Listen to would-be space explorers for long enough, and eventually they will likely argue that humans must develop outposts on other worlds in case of disaster here on Earth, as a so-called Planet B.
But that's a dangerous narrative, said Kathryn Denning, an anthropologist at York University in Canada who focuses on the intersection of space exploration, humanity and ethics. It's not particularly feasible, either, by her calculation.
"The reality is, what would be needed to create a sustainable human civilization in the solar system that could effectively be a backup for humanity?" Denning said to Space.com. "That, for every kind of foreseeable future for, say, the next hundred years, requires a functioning and sustainable civilization here."
That reliance on Earth is not surprising considering how many characteristics of other worlds make them inhospitable or even threatening to humans. But the tie to Earth does throw a wrench in dreams of shuffling off our terrestrial coil — dreams that can be an attractive alternative to the difficulty of tackling the challenges of life at home.
"For me, the question is balance," Denning said. "How can we be enthusiastic about the human capacity to explore while maintaining our focus on what needs to happen here on this planet?"
Some approaches developed to address challenges of spaceflight can also shape life on Earth; NASA regularly highlights "spinoff" technologies you don't need to go to orbit to appreciate. Other challenges and solutions of space lack those spinoff applications.
Sometimes, the idea of a fallback world is stretched even further beyond the bounds of possibility, to places we can't pragmatically visit. "Amazing scientific discoveries, for example, exoplanets, get co-opted into problematic stories about our own life here on Earth. Exoplanets do get framed as a Planet B," Denning said. "That's become the story, that that is why exoplanets are important, because maybe we can go there when we've destroyed Earth." That reasoning ignores the scientific importance of studying these distant alien planets.
Transferring humanity elsewhere also has consequences for destination worlds. Some of those concerns are addressed by planetary-protection guidelines, which are designed in part to reduce the odds that terrestrial contamination will prevent scientists from being able to determine whether life exists on other worlds.
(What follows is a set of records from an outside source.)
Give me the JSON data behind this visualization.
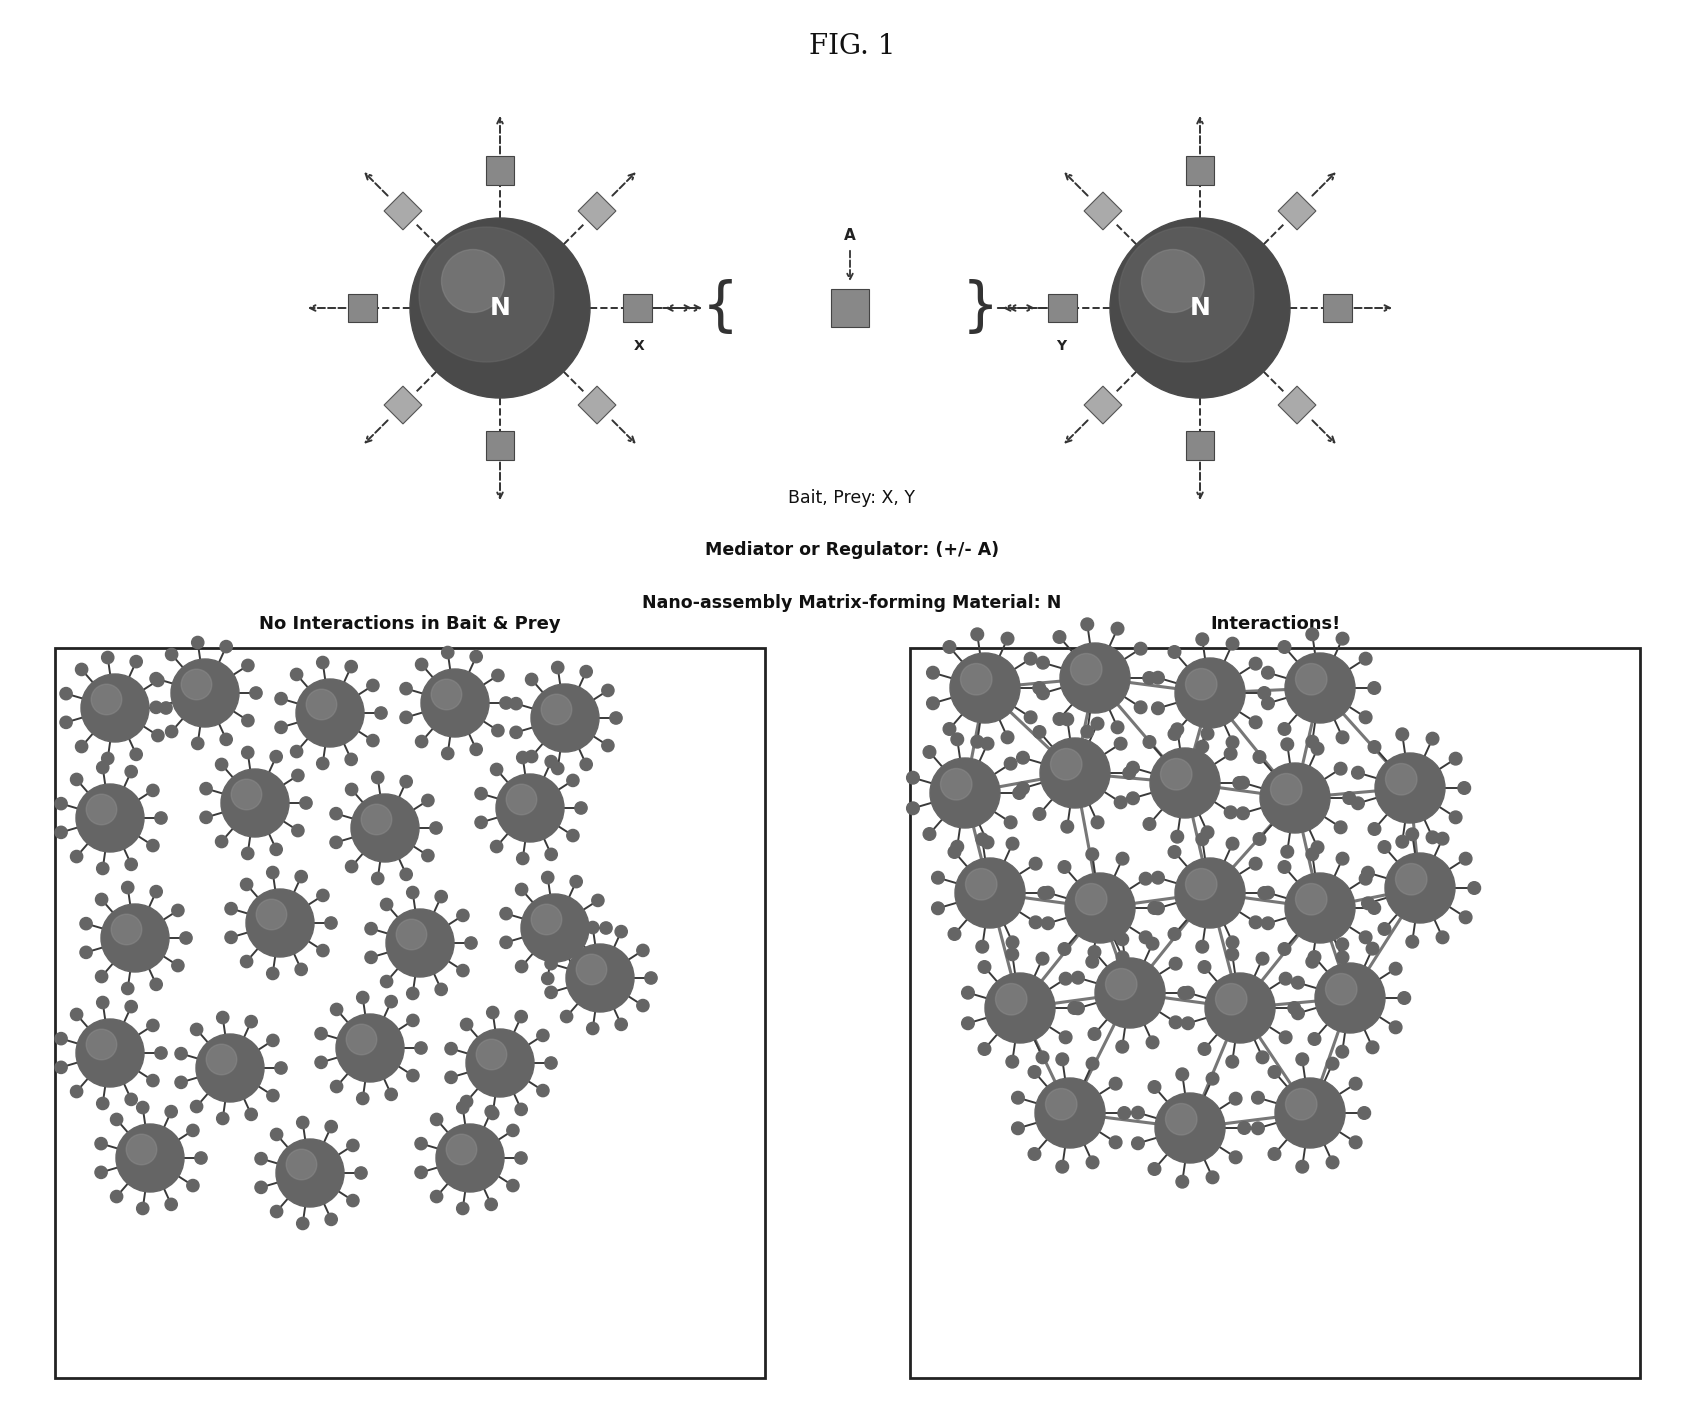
{
  "title": "FIG. 1",
  "title_fontsize": 20,
  "bg_color": "#ffffff",
  "sphere_dark": "#4a4a4a",
  "sphere_mid": "#6a6a6a",
  "sphere_light": "#8a8a8a",
  "square_color": "#888888",
  "diamond_color": "#aaaaaa",
  "arrow_color": "#333333",
  "label_N_fontsize": 18,
  "legend_line1": "Bait, Prey: X, Y",
  "legend_line2": "Mediator or Regulator: (+/- A)",
  "legend_line3": "Nano-assembly Matrix-forming Material: N",
  "no_interaction_title": "No Interactions in Bait & Prey",
  "interaction_title": "Interactions!",
  "nano_body_color": "#656565",
  "nano_highlight": "#909090",
  "nano_spike_color": "#3a3a3a",
  "connection_color": "#555555",
  "box_edge": "#222222"
}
Still, Denning said she's not convinced that those guidelines are enough to protect either other worlds and any life there or even astronauts themselves. "I'm not saying Mars off limits forever or anything like that," she said. "In my ideal universe, we would just be slowing down and taking more time and making sure that we get it right for everybody's sake, for the sake of any humans you're sending out there as well."
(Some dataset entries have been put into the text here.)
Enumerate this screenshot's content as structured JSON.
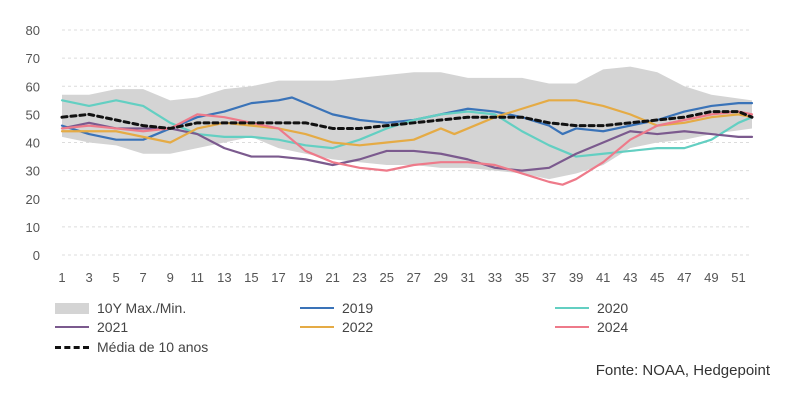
{
  "chart_data": {
    "type": "line",
    "title": "",
    "xlabel": "",
    "ylabel": "",
    "ylim": [
      0,
      80
    ],
    "yticks": [
      0,
      10,
      20,
      30,
      40,
      50,
      60,
      70,
      80
    ],
    "xticks": [
      1,
      3,
      5,
      7,
      9,
      11,
      13,
      15,
      17,
      19,
      21,
      23,
      25,
      27,
      29,
      31,
      33,
      35,
      37,
      39,
      41,
      43,
      45,
      47,
      49,
      51
    ],
    "xlim": [
      1,
      52
    ],
    "grid": "horizontal-dashed",
    "band": {
      "name": "10Y Max./Min.",
      "color": "#d4d4d4",
      "x": [
        1,
        3,
        5,
        7,
        9,
        11,
        13,
        15,
        17,
        19,
        21,
        23,
        25,
        27,
        29,
        31,
        33,
        35,
        37,
        39,
        41,
        43,
        45,
        47,
        49,
        52
      ],
      "upper": [
        57,
        57,
        59,
        59,
        55,
        56,
        59,
        60,
        62,
        62,
        62,
        63,
        64,
        65,
        65,
        63,
        63,
        63,
        61,
        61,
        66,
        67,
        65,
        60,
        57,
        55
      ],
      "lower": [
        42,
        40,
        39,
        36,
        36,
        38,
        40,
        42,
        38,
        36,
        34,
        33,
        32,
        32,
        31,
        31,
        30,
        29,
        27,
        29,
        32,
        38,
        40,
        41,
        43,
        45
      ]
    },
    "series": [
      {
        "name": "2019",
        "color": "#3a73b8",
        "dash": false,
        "x": [
          1,
          3,
          5,
          7,
          9,
          11,
          13,
          15,
          17,
          18,
          19,
          21,
          23,
          25,
          27,
          29,
          31,
          33,
          35,
          37,
          38,
          39,
          41,
          43,
          45,
          47,
          49,
          51,
          52
        ],
        "y": [
          46,
          43,
          41,
          41,
          45,
          49,
          51,
          54,
          55,
          56,
          54,
          50,
          48,
          47,
          48,
          50,
          52,
          51,
          49,
          46,
          43,
          45,
          44,
          46,
          48,
          51,
          53,
          54,
          54
        ]
      },
      {
        "name": "2020",
        "color": "#63cfc2",
        "dash": false,
        "x": [
          1,
          3,
          5,
          7,
          9,
          11,
          13,
          15,
          17,
          19,
          21,
          23,
          25,
          27,
          29,
          31,
          33,
          35,
          37,
          39,
          41,
          43,
          45,
          47,
          49,
          51,
          52
        ],
        "y": [
          55,
          53,
          55,
          53,
          47,
          43,
          42,
          42,
          41,
          39,
          38,
          41,
          45,
          48,
          50,
          51,
          50,
          44,
          39,
          35,
          36,
          37,
          38,
          38,
          41,
          47,
          49
        ]
      },
      {
        "name": "2021",
        "color": "#7b5a8e",
        "dash": false,
        "x": [
          1,
          3,
          5,
          7,
          9,
          11,
          13,
          15,
          17,
          19,
          21,
          23,
          25,
          27,
          29,
          31,
          33,
          35,
          37,
          39,
          41,
          43,
          45,
          47,
          49,
          51,
          52
        ],
        "y": [
          45,
          47,
          45,
          45,
          45,
          43,
          38,
          35,
          35,
          34,
          32,
          34,
          37,
          37,
          36,
          34,
          31,
          30,
          31,
          36,
          40,
          44,
          43,
          44,
          43,
          42,
          42
        ]
      },
      {
        "name": "2022",
        "color": "#e5ab45",
        "dash": false,
        "x": [
          1,
          3,
          5,
          7,
          9,
          11,
          13,
          15,
          17,
          19,
          21,
          23,
          25,
          27,
          29,
          30,
          31,
          33,
          35,
          37,
          39,
          41,
          43,
          45,
          47,
          49,
          51,
          52
        ],
        "y": [
          44,
          44,
          44,
          42,
          40,
          45,
          47,
          46,
          45,
          43,
          40,
          39,
          40,
          41,
          45,
          43,
          45,
          49,
          52,
          55,
          55,
          53,
          50,
          46,
          47,
          49,
          50,
          49
        ]
      },
      {
        "name": "2024",
        "color": "#ee7a8a",
        "dash": false,
        "x": [
          1,
          3,
          5,
          7,
          9,
          11,
          13,
          15,
          17,
          19,
          21,
          23,
          25,
          27,
          29,
          31,
          33,
          35,
          37,
          38,
          39,
          41,
          43,
          45,
          47,
          49,
          51,
          52
        ],
        "y": [
          45,
          46,
          45,
          44,
          45,
          50,
          49,
          47,
          45,
          37,
          33,
          31,
          30,
          32,
          33,
          33,
          32,
          29,
          26,
          25,
          27,
          33,
          41,
          46,
          48,
          50,
          51,
          50
        ]
      },
      {
        "name": "Média de 10 anos",
        "color": "#111111",
        "dash": true,
        "x": [
          1,
          3,
          5,
          7,
          9,
          11,
          13,
          15,
          17,
          19,
          21,
          23,
          25,
          27,
          29,
          31,
          33,
          35,
          37,
          39,
          41,
          43,
          45,
          47,
          49,
          51,
          52
        ],
        "y": [
          49,
          50,
          48,
          46,
          45,
          47,
          47,
          47,
          47,
          47,
          45,
          45,
          46,
          47,
          48,
          49,
          49,
          49,
          47,
          46,
          46,
          47,
          48,
          49,
          51,
          51,
          49
        ]
      }
    ],
    "legend": {
      "placement": "bottom",
      "items": [
        "10Y Max./Min.",
        "2019",
        "2020",
        "2021",
        "2022",
        "2024",
        "Média de 10 anos"
      ]
    },
    "source": "Fonte: NOAA, Hedgepoint"
  }
}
Those concerns apply to exploration on the scale of just a handful of astronauts as well as to the more sizable and permanent migration implied by the term Planet B. But in both cases, humans have a lot of potential to change the worlds they visit, purposefully or accidentally. And Denning said she wishes we would spend more time now discussing what those worlds' futures may someday look like.
"We've got worlds out there that we haven't really messed up yet," Denning said, wistfully pointing out that if we're careful, we can keep them that way. "Wouldn't it be nice?"